I am working through an old qualifying exam and I have run into what I think is a very simple question but the way it is posed is confusing to me and I am worried I a missing the point. The question is:
Assume as known that a finite product of compact spaces is itself compact. Let $K_i$ be a compact subspace of the space $X_i$, $i=1,...,n$. Show that $K_1\times...\times K_n$ is a compact subspace of $X_1\times...\times X_n$.
This seems like a silly question.
It is my understanding that a subspace of a space is compact iff it is a compact space in the subspace topology. So since each $K_i$ is a compact subspace, each $K_i$ is a compact space in the subspace topology. But we are to assume that finite products of compact spaces are compact. Hence, $K_1\times...\times K_n$ is a compact space in the subspace topology, so a compact subspace of $X_1\times...\times X_n$.
Is there something more subtle going on here that I am missing?

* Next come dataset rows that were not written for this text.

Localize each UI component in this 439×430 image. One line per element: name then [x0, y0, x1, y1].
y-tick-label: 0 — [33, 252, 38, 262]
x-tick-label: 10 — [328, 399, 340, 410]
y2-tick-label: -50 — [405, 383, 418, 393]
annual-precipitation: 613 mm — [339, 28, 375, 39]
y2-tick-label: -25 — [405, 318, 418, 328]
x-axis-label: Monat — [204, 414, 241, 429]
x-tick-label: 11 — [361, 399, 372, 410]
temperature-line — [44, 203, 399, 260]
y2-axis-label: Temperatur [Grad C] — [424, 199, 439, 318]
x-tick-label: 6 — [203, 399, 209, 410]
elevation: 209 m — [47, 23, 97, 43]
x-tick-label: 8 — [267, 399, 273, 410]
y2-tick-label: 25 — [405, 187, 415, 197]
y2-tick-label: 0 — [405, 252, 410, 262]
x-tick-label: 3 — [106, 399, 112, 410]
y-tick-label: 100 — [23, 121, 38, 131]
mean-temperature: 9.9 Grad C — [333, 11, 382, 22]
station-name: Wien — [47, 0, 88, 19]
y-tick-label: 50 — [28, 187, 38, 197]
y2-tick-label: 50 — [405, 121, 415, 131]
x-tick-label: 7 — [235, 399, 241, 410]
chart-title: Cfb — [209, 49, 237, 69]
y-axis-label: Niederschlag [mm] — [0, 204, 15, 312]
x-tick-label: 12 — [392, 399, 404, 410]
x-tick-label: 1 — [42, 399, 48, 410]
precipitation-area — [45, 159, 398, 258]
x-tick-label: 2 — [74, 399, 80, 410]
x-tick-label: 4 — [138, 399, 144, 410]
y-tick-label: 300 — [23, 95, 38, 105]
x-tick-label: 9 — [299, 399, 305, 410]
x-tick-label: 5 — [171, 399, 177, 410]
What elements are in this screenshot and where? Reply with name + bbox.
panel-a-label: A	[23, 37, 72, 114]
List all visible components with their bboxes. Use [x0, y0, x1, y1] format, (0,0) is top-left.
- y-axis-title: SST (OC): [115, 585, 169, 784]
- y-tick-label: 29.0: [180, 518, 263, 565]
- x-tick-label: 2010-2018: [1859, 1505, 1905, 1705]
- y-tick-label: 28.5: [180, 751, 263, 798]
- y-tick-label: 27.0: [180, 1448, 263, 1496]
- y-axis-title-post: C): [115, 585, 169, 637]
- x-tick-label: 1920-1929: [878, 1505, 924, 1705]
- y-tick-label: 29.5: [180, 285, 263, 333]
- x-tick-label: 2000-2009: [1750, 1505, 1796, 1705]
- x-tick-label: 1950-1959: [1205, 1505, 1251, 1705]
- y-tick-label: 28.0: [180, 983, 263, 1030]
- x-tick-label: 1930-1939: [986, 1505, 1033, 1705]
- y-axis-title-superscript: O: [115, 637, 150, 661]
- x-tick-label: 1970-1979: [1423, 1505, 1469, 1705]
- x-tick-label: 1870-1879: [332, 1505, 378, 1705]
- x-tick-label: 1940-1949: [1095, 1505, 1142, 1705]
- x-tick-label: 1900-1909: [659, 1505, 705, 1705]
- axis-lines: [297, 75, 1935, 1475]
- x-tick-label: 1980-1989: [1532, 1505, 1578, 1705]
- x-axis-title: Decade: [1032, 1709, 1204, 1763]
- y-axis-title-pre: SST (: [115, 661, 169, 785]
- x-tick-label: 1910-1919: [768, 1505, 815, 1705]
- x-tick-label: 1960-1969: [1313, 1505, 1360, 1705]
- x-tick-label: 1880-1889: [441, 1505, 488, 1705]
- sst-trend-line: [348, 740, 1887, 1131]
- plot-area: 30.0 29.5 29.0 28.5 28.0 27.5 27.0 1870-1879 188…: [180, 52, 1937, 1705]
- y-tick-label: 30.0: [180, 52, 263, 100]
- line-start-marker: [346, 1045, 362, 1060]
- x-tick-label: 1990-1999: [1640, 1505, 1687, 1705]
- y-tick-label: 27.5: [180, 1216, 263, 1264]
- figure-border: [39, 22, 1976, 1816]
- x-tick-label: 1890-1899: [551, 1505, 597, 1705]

Something does seem rather strange in the question as stated. It might be more convincing to actually prove what the statement is telling you to assume. It's actually not hard to prove that $K_1 \times \ldots \times K_n$ is compact in $X_1 \times \ldots \times X_n$ provided that each $K_i \subseteq X_i$ is compact. Let $\mathcal{U} = \{U_i \; | \; i \in I\}$ be some open cover for $K_1 \times \ldots \times K_n$, and note that this induces an open cover for each $K_j$, namely we can write $\mathcal{U}_j = \{U_i \cap X_j \; | \; i \in I\}$. This induces a finite subcover over $K_j$ by picking out some finite set of indices $I_j \subseteq I$. We can therefore let $\widetilde{\mathcal{U}}_j = \{U_i \; | \; i \in I_j\}$. The union
$$ \bigcup_{j=1}^n \widetilde{\mathcal{U}}_j $$
induces a finite subcover over $K_1 \times \ldots \times K_n$.